Posted: 21 Dec, 2020
You are given ‘N’ words of various lengths, now you have to arrange these words in such a way that each line contains at most ‘M’ characters and each word is separated by a space character. The cost of each line is equal to the cube of extra space characters required to complete ‘M’ characters in that particular line. Total cost is equal to the sum of costs of each line.
Your task is to form this arrangement with the minimum cost possible and return the minimum total cost.
The length of each word should be less than or equal to ‘M’. You can’t break a word, i.e. the entire word should come in the same line and it must not be the case that a part of it comes in the first line and another part on the next line.
The first line of the input contains an integer ‘T’ denoting the number of test cases. The first line of each Test case should contain two positive integers, ‘N’ and ‘M’, where ‘N’ is the number of words and ‘M’ is the number of characters we require in each line. Following ‘N’ lines, contains one word each.
Each test case's only line of output should contain an integer denoting the minimum cost required to form the arrangement. Print the output of each test case in a separate line.
You do not need to print anything, it has already been taken care of. Just implement the given function.
1 <= T <= 100 1 <= N <= 300 1 <= |words[i]| <= 100 1 <= M <= 100 Time Limit: 1sec
- Let' suppose we're at the ith word and jth line
- Suppose we can put 5 words(total characters which are less than m) in the jth line(wi,wi+1......wi+4).

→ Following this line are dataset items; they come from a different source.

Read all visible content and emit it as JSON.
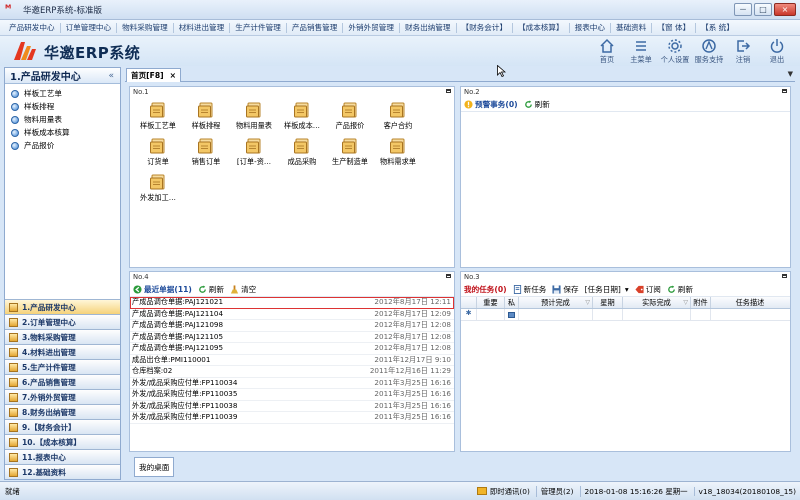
{
  "window": {
    "title": "华邀ERP系统-标准版",
    "buttons": [
      "－",
      "□",
      "×"
    ]
  },
  "menu": [
    "产品研发中心",
    "订单管理中心",
    "物料采购管理",
    "材料进出管理",
    "生产计件管理",
    "产品销售管理",
    "外销外贸管理",
    "财务出纳管理",
    "【财务会计】",
    "【成本核算】",
    "报表中心",
    "基础资料",
    "【窗 体】",
    "【系 统】"
  ],
  "brand": {
    "name": "华邀ERP系统"
  },
  "tools": [
    {
      "label": "首页",
      "icon": "home-icon"
    },
    {
      "label": "主菜单",
      "icon": "list-icon"
    },
    {
      "label": "个人设置",
      "icon": "gear-icon"
    },
    {
      "label": "服务支持",
      "icon": "support-icon"
    },
    {
      "label": "注销",
      "icon": "logout-icon"
    },
    {
      "label": "退出",
      "icon": "power-icon"
    }
  ],
  "sidebar": {
    "title": "1.产品研发中心",
    "collapse": "«",
    "items": [
      "样板工艺单",
      "样板排程",
      "物料用量表",
      "样板成本核算",
      "产品报价"
    ],
    "modules": [
      "1.产品研发中心",
      "2.订单管理中心",
      "3.物料采购管理",
      "4.材料进出管理",
      "5.生产计件管理",
      "6.产品销售管理",
      "7.外销外贸管理",
      "8.财务出纳管理",
      "9.【财务会计】",
      "10.【成本核算】",
      "11.报表中心",
      "12.基础资料"
    ]
  },
  "tab": {
    "label": "首页[F8]",
    "close": "×"
  },
  "panel1": {
    "name": "No.1",
    "icons": [
      "样板工艺单",
      "样板排程",
      "物料用量表",
      "样板成本…",
      "产品报价",
      "客户合约",
      "订货单",
      "销售订单",
      "[订单-资…",
      "成品采购",
      "生产制造单",
      "物料需求单",
      "外发加工…"
    ]
  },
  "panel2": {
    "name": "No.2",
    "alert_label": "预警事务(0)",
    "refresh_label": "刷新"
  },
  "panel4": {
    "name": "No.4",
    "recent_label": "最近单据(11)",
    "refresh_label": "刷新",
    "clear_label": "清空",
    "rows": [
      {
        "doc": "产成品调仓单据:PAJ121021",
        "time": "2012年8月17日  12:11"
      },
      {
        "doc": "产成品调仓单据:PAJ121104",
        "time": "2012年8月17日  12:09"
      },
      {
        "doc": "产成品调仓单据:PAJ121098",
        "time": "2012年8月17日  12:08"
      },
      {
        "doc": "产成品调仓单据:PAJ121105",
        "time": "2012年8月17日  12:08"
      },
      {
        "doc": "产成品调仓单据:PAJ121095",
        "time": "2012年8月17日  12:08"
      },
      {
        "doc": "成品出仓单:PMI110001",
        "time": "2011年12月17日  9:10"
      },
      {
        "doc": "仓库档案:02",
        "time": "2011年12月16日  11:29"
      },
      {
        "doc": "外发/成品采购应付单:FP110034",
        "time": "2011年3月25日  16:16"
      },
      {
        "doc": "外发/成品采购应付单:FP110035",
        "time": "2011年3月25日  16:16"
      },
      {
        "doc": "外发/成品采购应付单:FP110038",
        "time": "2011年3月25日  16:16"
      },
      {
        "doc": "外发/成品采购应付单:FP110039",
        "time": "2011年3月25日  16:16"
      }
    ]
  },
  "panel3": {
    "name": "No.3",
    "mytask_label": "我的任务(0)",
    "new_label": "新任务",
    "save_label": "保存",
    "taskdate_label": "[任务日期]",
    "dropdown": "▾",
    "subscribe_label": "订阅",
    "refresh_label": "刷新",
    "columns": [
      "重要",
      "私",
      "预计完成",
      "星期",
      "实际完成",
      "附件",
      "任务描述"
    ],
    "new_row_marker": "✱"
  },
  "bottom_tab": "我的桌面",
  "status": {
    "left": "就绪",
    "messenger": "即时通讯(0)",
    "user": "管理员(2)",
    "datetime": "2018-01-08  15:16:26  星期一",
    "version": "v18_18034(20180108_15)"
  },
  "colors": {
    "accent": "#2e66a8",
    "alert": "#c0131b",
    "panel_bg": "#d7e6f7"
  }
}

- Now in this jth line, we will check all the different possibilities, for example, 1 word in the jth line, 2 words in a jth line and so on.
- In each possibility, we will add the cost corresponding to the extra spaces in the jth line, i.e the number of total extra spaces we have to add to make a total of m characters.
- Now we will take the optimal answer from the different possibilities we have i.e inserting only 1 word, 2 words...and so on in this jth line.